La session d’automne des Chambres fédérales suisses a officiellement débuté ce lundi à Berne, marquée par des débats cruciaux pour l’avenir économique du pays. Parmi les sujets phare à l’ordre du jour, le Conseil national examinera la question des salaires des dirigeants des grandes banques, tandis que le Conseil des États se concentrera sur le renforcement de la formation professionnelle supérieure.
Ces discussions s’inscrivent dans un contexte économique tendu, marqué par la crise de Credit Suisse et la demande croissante de main-d’œuvre qualifiée. Ces réformes ont des implications non seulement pour l’économie suisse mais aussi pour son système éducatif, qui doit s’adapter aux défis contemporains.
La régulation des salaires des banquiers : une réponse à la crise de Credit Suisse
L’un des débats les plus attendus de cette session concerne la limitation des salaires des hauts dirigeants bancaires, en particulier après la crise qui a secoué Credit Suisse et son rachat par UBS. La motion présentée par le sénateur Jakob Stark (UDC/TG) propose de limiter les salaires des patrons des grandes banques à une fourchette comprise entre trois et cinq millions de francs par an.
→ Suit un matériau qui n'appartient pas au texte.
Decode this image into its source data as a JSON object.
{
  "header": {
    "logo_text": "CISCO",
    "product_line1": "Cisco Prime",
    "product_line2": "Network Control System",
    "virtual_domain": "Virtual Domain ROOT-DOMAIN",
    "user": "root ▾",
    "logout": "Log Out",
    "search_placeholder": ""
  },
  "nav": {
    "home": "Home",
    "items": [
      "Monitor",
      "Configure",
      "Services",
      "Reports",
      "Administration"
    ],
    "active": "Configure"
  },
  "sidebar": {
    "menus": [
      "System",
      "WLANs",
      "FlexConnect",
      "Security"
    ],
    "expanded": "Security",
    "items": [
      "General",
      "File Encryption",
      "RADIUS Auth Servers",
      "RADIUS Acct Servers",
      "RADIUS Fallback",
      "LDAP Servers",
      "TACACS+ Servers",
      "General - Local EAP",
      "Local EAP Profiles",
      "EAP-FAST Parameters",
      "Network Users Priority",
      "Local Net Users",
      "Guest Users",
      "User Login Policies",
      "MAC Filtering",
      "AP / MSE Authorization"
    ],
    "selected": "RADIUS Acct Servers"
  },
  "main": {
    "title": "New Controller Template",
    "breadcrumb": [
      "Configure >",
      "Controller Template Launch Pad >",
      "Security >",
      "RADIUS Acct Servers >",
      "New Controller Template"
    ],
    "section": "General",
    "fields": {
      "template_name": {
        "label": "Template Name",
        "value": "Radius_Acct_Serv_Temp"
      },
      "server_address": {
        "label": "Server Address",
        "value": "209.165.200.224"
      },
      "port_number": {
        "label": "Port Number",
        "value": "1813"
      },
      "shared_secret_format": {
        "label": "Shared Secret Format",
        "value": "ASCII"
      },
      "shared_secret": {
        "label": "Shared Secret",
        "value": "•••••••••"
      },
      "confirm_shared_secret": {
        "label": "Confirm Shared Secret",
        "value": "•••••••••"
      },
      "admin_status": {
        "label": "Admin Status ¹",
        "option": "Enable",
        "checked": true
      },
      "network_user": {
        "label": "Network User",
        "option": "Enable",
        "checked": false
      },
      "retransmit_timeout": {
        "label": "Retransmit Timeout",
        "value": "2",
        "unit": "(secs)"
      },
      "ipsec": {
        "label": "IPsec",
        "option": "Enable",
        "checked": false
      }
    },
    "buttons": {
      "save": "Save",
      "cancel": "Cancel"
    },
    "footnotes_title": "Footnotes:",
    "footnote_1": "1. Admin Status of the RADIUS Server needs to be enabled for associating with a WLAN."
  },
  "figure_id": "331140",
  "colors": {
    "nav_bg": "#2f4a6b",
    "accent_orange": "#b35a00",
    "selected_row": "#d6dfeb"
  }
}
Cette proposition a été déposée dans un contexte marqué par une forte inquiétude de l’opinion publique sur les rémunérations jugées excessives des dirigeants, surtout après les déboires financiers de Credit Suisse et l’énorme soutien de l’État à la reprise par UBS.
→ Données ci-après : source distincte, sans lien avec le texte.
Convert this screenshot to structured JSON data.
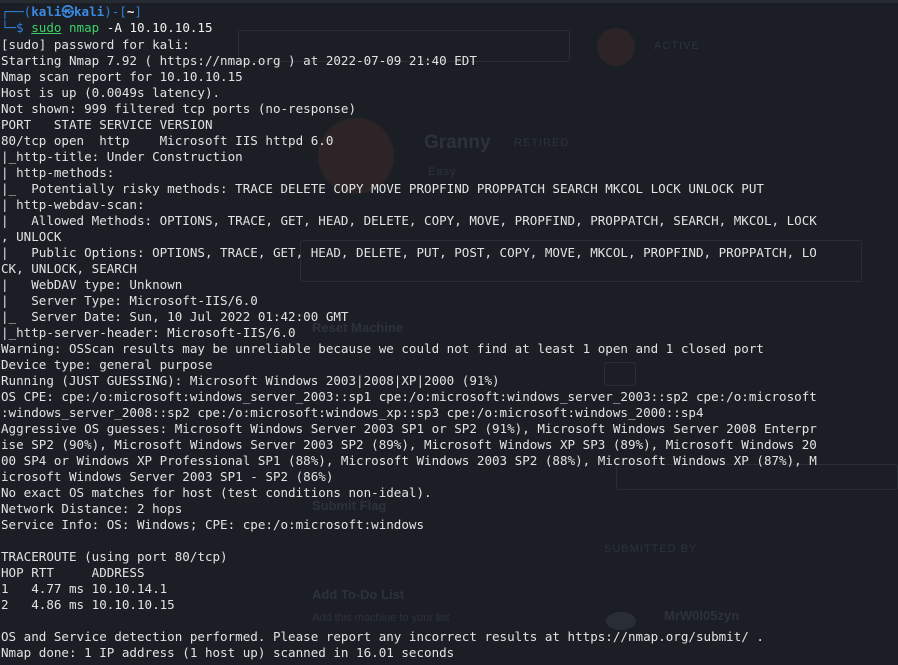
{
  "prompt": {
    "frame_open": "┌──(",
    "user": "kali",
    "at": "㉿",
    "host": "kali",
    "frame_mid": ")-[",
    "path": "~",
    "frame_close": "]",
    "frame_bottom": "└─",
    "symbol": "$",
    "command": {
      "sudo": "sudo",
      "program": "nmap",
      "args": " -A 10.10.10.15"
    }
  },
  "output_lines": [
    "[sudo] password for kali:",
    "Starting Nmap 7.92 ( https://nmap.org ) at 2022-07-09 21:40 EDT",
    "Nmap scan report for 10.10.10.15",
    "Host is up (0.0049s latency).",
    "Not shown: 999 filtered tcp ports (no-response)",
    "PORT   STATE SERVICE VERSION",
    "80/tcp open  http    Microsoft IIS httpd 6.0",
    "|_http-title: Under Construction",
    "| http-methods:",
    "|_  Potentially risky methods: TRACE DELETE COPY MOVE PROPFIND PROPPATCH SEARCH MKCOL LOCK UNLOCK PUT",
    "| http-webdav-scan:",
    "|   Allowed Methods: OPTIONS, TRACE, GET, HEAD, DELETE, COPY, MOVE, PROPFIND, PROPPATCH, SEARCH, MKCOL, LOCK",
    ", UNLOCK",
    "|   Public Options: OPTIONS, TRACE, GET, HEAD, DELETE, PUT, POST, COPY, MOVE, MKCOL, PROPFIND, PROPPATCH, LO",
    "CK, UNLOCK, SEARCH",
    "|   WebDAV type: Unknown",
    "|   Server Type: Microsoft-IIS/6.0",
    "|_  Server Date: Sun, 10 Jul 2022 01:42:00 GMT",
    "|_http-server-header: Microsoft-IIS/6.0",
    "Warning: OSScan results may be unreliable because we could not find at least 1 open and 1 closed port",
    "Device type: general purpose",
    "Running (JUST GUESSING): Microsoft Windows 2003|2008|XP|2000 (91%)",
    "OS CPE: cpe:/o:microsoft:windows_server_2003::sp1 cpe:/o:microsoft:windows_server_2003::sp2 cpe:/o:microsoft",
    ":windows_server_2008::sp2 cpe:/o:microsoft:windows_xp::sp3 cpe:/o:microsoft:windows_2000::sp4",
    "Aggressive OS guesses: Microsoft Windows Server 2003 SP1 or SP2 (91%), Microsoft Windows Server 2008 Enterpr",
    "ise SP2 (90%), Microsoft Windows Server 2003 SP2 (89%), Microsoft Windows XP SP3 (89%), Microsoft Windows 20",
    "00 SP4 or Windows XP Professional SP1 (88%), Microsoft Windows 2003 SP2 (88%), Microsoft Windows XP (87%), M",
    "icrosoft Windows Server 2003 SP1 - SP2 (86%)",
    "No exact OS matches for host (test conditions non-ideal).",
    "Network Distance: 2 hops",
    "Service Info: OS: Windows; CPE: cpe:/o:microsoft:windows",
    "",
    "TRACEROUTE (using port 80/tcp)",
    "HOP RTT     ADDRESS",
    "1   4.77 ms 10.10.14.1",
    "2   4.86 ms 10.10.10.15",
    "",
    "OS and Service detection performed. Please report any incorrect results at https://nmap.org/submit/ .",
    "Nmap done: 1 IP address (1 host up) scanned in 16.01 seconds"
  ],
  "background_page": {
    "badge": "ACTIVE",
    "machine_name": "Granny",
    "machine_status": "RETIRED",
    "difficulty": "Easy",
    "reset_label": "Reset Machine",
    "submit_label": "Submit Flag",
    "submitted_by_label": "SUBMITTED BY",
    "author": "MrW0l05zyn",
    "todo_label": "Add To-Do List",
    "todo_hint": "Add this machine to your list"
  },
  "colors": {
    "background": "#1b1f25",
    "text": "#e2e2e2",
    "prompt_blue": "#2f7fd8",
    "command_green": "#3ccf68"
  }
}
La motion a déjà été soutenue au Conseil des États, où elle a été approuvée par 21 voix contre 19, avec une majorité de gauche favorable à cette mesure. Elle s’inscrit dans un cadre plus large de régulation bancaire, visant à éviter les excès dans un secteur jugé trop lucratif pour ses dirigeants, tandis que de nombreux employés du secteur financier ont souffert de réductions d’effectifs ou de conditions difficiles.
Cependant, au Conseil national, le texte a été révisé dans une version allégée. La commission compétente recommande un soutien global à la motion, mais souhaite limiter son application aux seules banques systémiques et ne pas imposer de plafond salarial fixe. Au lieu de cela, les parlementaires préfèrent l’idée de restreindre les bonus, qui ne devraient plus être versés en cas d’échec commercial. Cette approche plus nuancée laisse une certaine flexibilité dans la gestion des rémunérations tout en garantissant que les primes ne soient pas accordées sans résultats probants.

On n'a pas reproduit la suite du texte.